Bien cuidado, el R35 puede ser sorprendentemente fiable. Descuidado, puede convertirse en un pozo sin fondo.
Potencial de revalorización
El R35 está en un punto interesante:
– ya no se fabrica,
– es el GT-R más moderno con motor “puro” sin electrificación,
– y la industria está girando hacia coches muy distintos.
A 5–10 años vista, es probable que:
– Las primeras unidades suban hasta 70.000–90.000 €
– Las últimas unidades y ediciones especiales superen ampliamente los 120.000 €
– Los Nismo se consoliden como piezas de colección de seis cifras largas
Puede no subir tan rápido como un R34, pero su momento llegará.
Por qué incluirlo en una colección
Un R35 aporta algo que ningún GT-R anterior tiene: una brutalidad moderna, una sensación de poder absoluto que se experimenta al pisar el acelerador.

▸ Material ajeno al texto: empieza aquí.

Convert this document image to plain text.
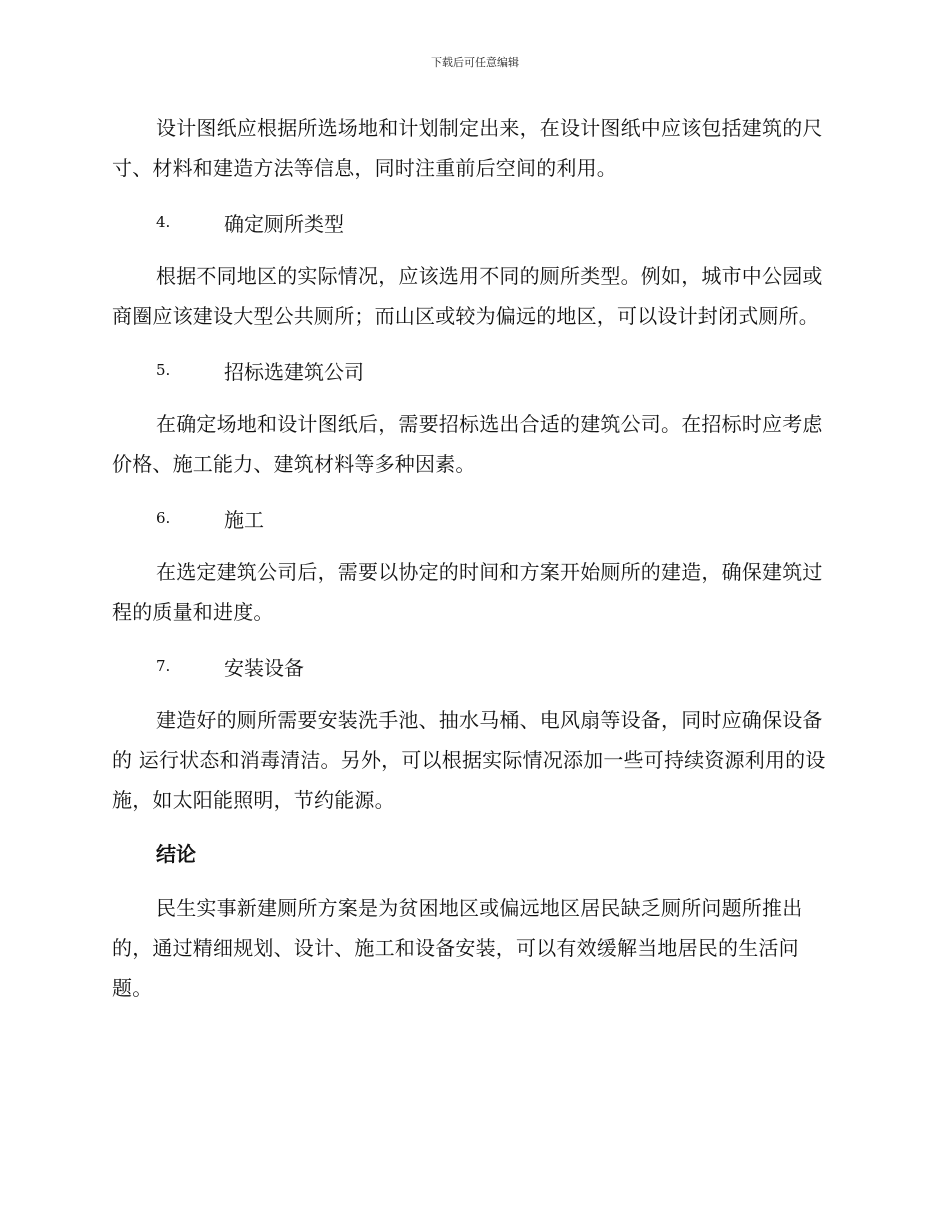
下载后可任意编辑

设计图纸应根据所选场地和计划制定出来，在设计图纸中应该包括建筑的尺寸、材料和建造方法等信息，同时注重前后空间的利用。

4.	确定厕所类型

根据不同地区的实际情况，应该选用不同的厕所类型。例如，城市中公园或商圈应该建设大型公共厕所；而山区或较为偏远的地区，可以设计封闭式厕所。

5.	招标选建筑公司

在确定场地和设计图纸后，需要招标选出合适的建筑公司。在招标时应考虑价格、施工能力、建筑材料等多种因素。

6.	施工

在选定建筑公司后，需要以协定的时间和方案开始厕所的建造，确保建筑过程的质量和进度。

7.	安装设备

建造好的厕所需要安装洗手池、抽水马桶、电风扇等设备，同时应确保设备的 运行状态和消毒清洁。另外，可以根据实际情况添加一些可持续资源利用的设施，如太阳能照明，节约能源。

结论

民生实事新建厕所方案是为贫困地区或偏远地区居民缺乏厕所问题所推出的，通过精细规划、设计、施工和设备安装，可以有效缓解当地居民的生活问题。
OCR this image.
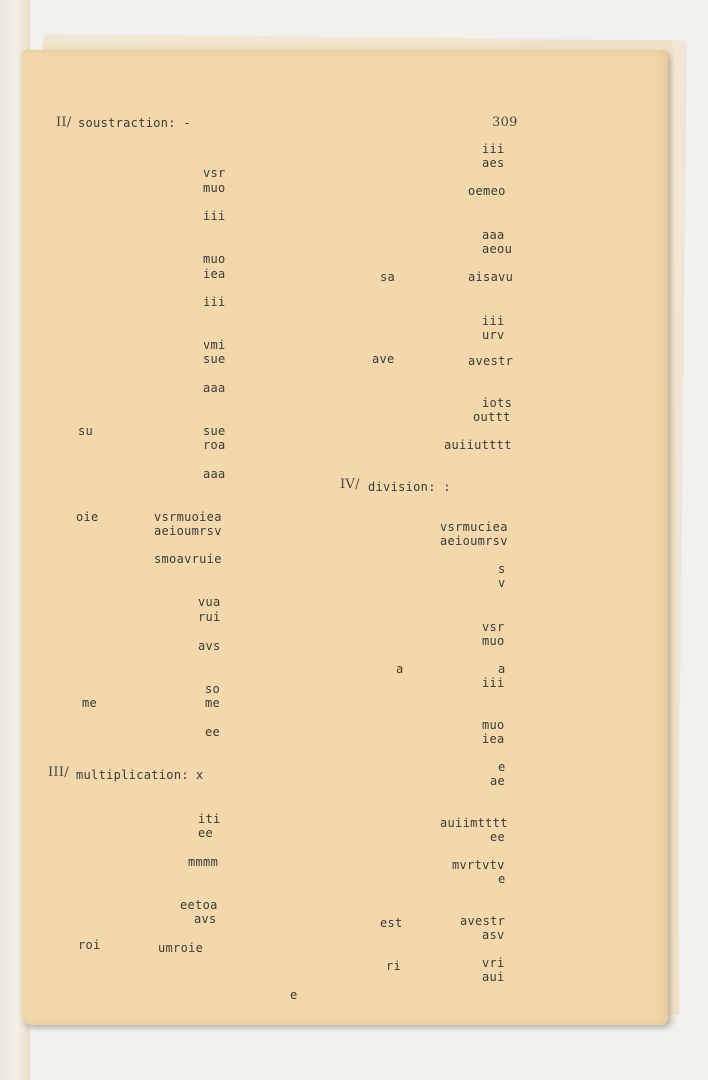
II/ soustraction: -	309
vsr
muo
iii
muo
iea
iii
vmi
sue
aaa
su	sue
roa
aaa
oie	vsrmuoiea
aeioumrsv
smoavruie
vua
rui
avs
so
me	me
ee
III/ multiplication: x
iti
ee
mmmm
eetoa
avs
roi	umroie
iii
aes
oemeo
aaa
aeou
sa	aisavu
iii
urv
ave	avestr
iots
outtt
auiiutttt
IV/ division: :
vsrmuciea
aeioumrsv
s
v
vsr
muo
a	a
iii
muo
iea
e
ae
auiimtttt
ee
mvrtvtv
e
est	avestr
asv
ri	vri
aui
e
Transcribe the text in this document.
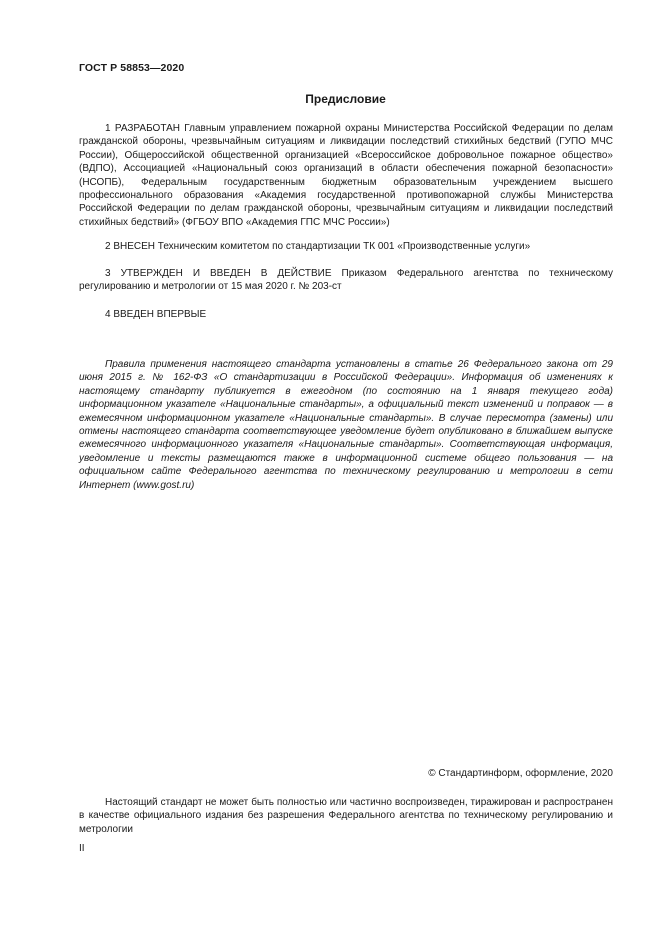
ГОСТ Р 58853—2020
Предисловие

1 РАЗРАБОТАН Главным управлением пожарной охраны Министерства Российской Федерации по делам гражданской обороны, чрезвычайным ситуациям и ликвидации последствий стихийных бедствий (ГУПО МЧС России), Общероссийской общественной организацией «Всероссийское добровольное пожарное общество» (ВДПО), Ассоциацией «Национальный союз организаций в области обеспечения пожарной безопасности» (НСОПБ), Федеральным государственным бюджетным образовательным учреждением высшего профессионального образования «Академия государственной противопожарной службы Министерства Российской Федерации по делам гражданской обороны, чрезвычайным ситуациям и ликвидации последствий стихийных бедствий» (ФГБОУ ВПО «Академия ГПС МЧС России»)

2 ВНЕСЕН Техническим комитетом по стандартизации ТК 001 «Производственные услуги»

3 УТВЕРЖДЕН И ВВЕДЕН В ДЕЙСТВИЕ Приказом Федерального агентства по техническому регулированию и метрологии от 15 мая 2020 г. № 203-ст

4 ВВЕДЕН ВПЕРВЫЕ

Правила применения настоящего стандарта установлены в статье 26 Федерального закона от 29 июня 2015 г. № 162-ФЗ «О стандартизации в Российской Федерации». Информация об изменениях к настоящему стандарту публикуется в ежегодном (по состоянию на 1 января текущего года) информационном указателе «Национальные стандарты», а официальный текст изменений и поправок — в ежемесячном информационном указателе «Национальные стандарты». В случае пересмотра (замены) или отмены настоящего стандарта соответствующее уведомление будет опубликовано в ближайшем выпуске ежемесячного информационного указателя «Национальные стандарты». Соответствующая информация, уведомление и тексты размещаются также в информационной системе общего пользования — на официальном сайте Федерального агентства по техническому регулированию и метрологии в сети Интернет (www.gost.ru)

© Стандартинформ, оформление, 2020

Настоящий стандарт не может быть полностью или частично воспроизведен, тиражирован и распространен в качестве официального издания без разрешения Федерального агентства по техническому регулированию и метрологии

II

Es una máquina total, un coche que convierte la aceleración en una experiencia física, que transmite solidez y precisión en cada movimiento.
A nivel estético tiene una presencia que llena cualquier garaje. Su nombre es historia viva, su rendimiento sigue siendo actual y su carácter transmite el final de una era: la de los superdeportivos turbo sin electrificación, sin filtros y sin concesiones.
En una colección, el R35 representa el salto tecnológico japonés y la culminación de una saga que nació en circuito pero que se convirtió en fenómeno mundial.
Opinión personal
El Nissan GT-R R35 es un coche que impresiona incluso cuando crees que ya lo has visto todo. Su aceleración es salvaje, su aplomo es absoluto y su capacidad para hacerte sentir rápido es casi mágica.
No tiene el romanticismo mecánico del R34, pero compensa con un rendimiento que roza lo absurdo.
Para mí, el R35 es una obra maestra moderna. Un coche que marcó un antes y un después y que, sin duda, será recordado como uno de los superdeportivos más importantes de comienzos del siglo XXI.